La contabilidad es la práctica habitual de registrar y organizar con precisión todas las transacciones financieras dentro de una empresa. Estas transacciones suelen incluir compras, ventas, recibos y pagos, y forman la columna vertebral de una buena gestión financiera.
La contabilidad regular garantiza registros financieros precisos, lo que permite a las empresas comprender claramente su salud financiera a diario, mensualmente o anualmente. Esto permite a los propietarios y gerentes tomar decisiones informadas sobre presupuestos, inversiones y ajustes operativos.
Los métodos contables comunes incluyen sistemas de entrada única y entrada doble.
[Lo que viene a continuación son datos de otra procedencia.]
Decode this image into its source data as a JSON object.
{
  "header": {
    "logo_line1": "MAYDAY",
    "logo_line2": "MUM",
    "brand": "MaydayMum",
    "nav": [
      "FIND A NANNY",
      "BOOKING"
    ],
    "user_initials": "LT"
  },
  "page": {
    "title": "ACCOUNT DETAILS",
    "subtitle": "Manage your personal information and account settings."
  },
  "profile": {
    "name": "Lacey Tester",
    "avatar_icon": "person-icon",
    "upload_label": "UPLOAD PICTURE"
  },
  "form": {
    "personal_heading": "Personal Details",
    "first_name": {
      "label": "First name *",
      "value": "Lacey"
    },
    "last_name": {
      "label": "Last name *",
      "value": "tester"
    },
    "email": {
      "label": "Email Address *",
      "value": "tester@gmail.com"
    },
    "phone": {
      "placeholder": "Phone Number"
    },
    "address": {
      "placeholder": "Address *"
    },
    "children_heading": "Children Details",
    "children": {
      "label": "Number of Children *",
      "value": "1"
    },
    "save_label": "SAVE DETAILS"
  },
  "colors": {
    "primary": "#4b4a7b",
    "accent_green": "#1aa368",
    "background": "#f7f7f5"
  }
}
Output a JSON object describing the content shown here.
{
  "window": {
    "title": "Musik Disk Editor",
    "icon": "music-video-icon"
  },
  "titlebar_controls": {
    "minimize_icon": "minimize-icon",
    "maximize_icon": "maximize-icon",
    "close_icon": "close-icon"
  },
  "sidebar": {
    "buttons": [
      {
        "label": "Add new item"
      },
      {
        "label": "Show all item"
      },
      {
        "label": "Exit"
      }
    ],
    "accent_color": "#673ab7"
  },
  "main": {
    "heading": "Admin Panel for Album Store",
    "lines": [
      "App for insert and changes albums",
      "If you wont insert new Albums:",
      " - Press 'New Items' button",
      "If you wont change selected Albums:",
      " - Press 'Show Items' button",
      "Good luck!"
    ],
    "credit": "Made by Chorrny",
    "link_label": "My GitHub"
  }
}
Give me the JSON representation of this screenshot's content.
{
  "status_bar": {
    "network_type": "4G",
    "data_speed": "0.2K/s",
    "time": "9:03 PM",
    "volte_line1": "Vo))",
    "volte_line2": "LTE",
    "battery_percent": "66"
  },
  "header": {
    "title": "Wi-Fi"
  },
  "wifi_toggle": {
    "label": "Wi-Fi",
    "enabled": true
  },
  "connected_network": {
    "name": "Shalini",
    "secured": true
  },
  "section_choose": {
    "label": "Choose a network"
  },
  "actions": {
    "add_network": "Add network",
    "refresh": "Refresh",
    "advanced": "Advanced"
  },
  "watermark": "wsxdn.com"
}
La contabilidad de una sola entrada es más sencilla y registra cada transacción una vez, mientras que la contabilidad de dos entradas —a menudo utilizada por empresas más grandes— registra cada transacción dos veces, como débito y crédito, lo que proporciona un seguimiento y una precisión más claros.
Una contabilidad adecuada es esencial para el cumplimiento normativo y simplifica la preparación de impuestos, ayudando a evitar multas o sanciones relacionadas con información financiera inexacta o incompleta. Además, una contabilidad actualizada favorece una gestión eficaz del flujo de caja y puede ayudar a las empresas a la hora de buscar préstamos o atraer inversores.
En resumen, la contabilidad proporciona una visión clara de la situación económica de una empresa y es esencial para garantizar la rendición de cuentas y la estabilidad financiera.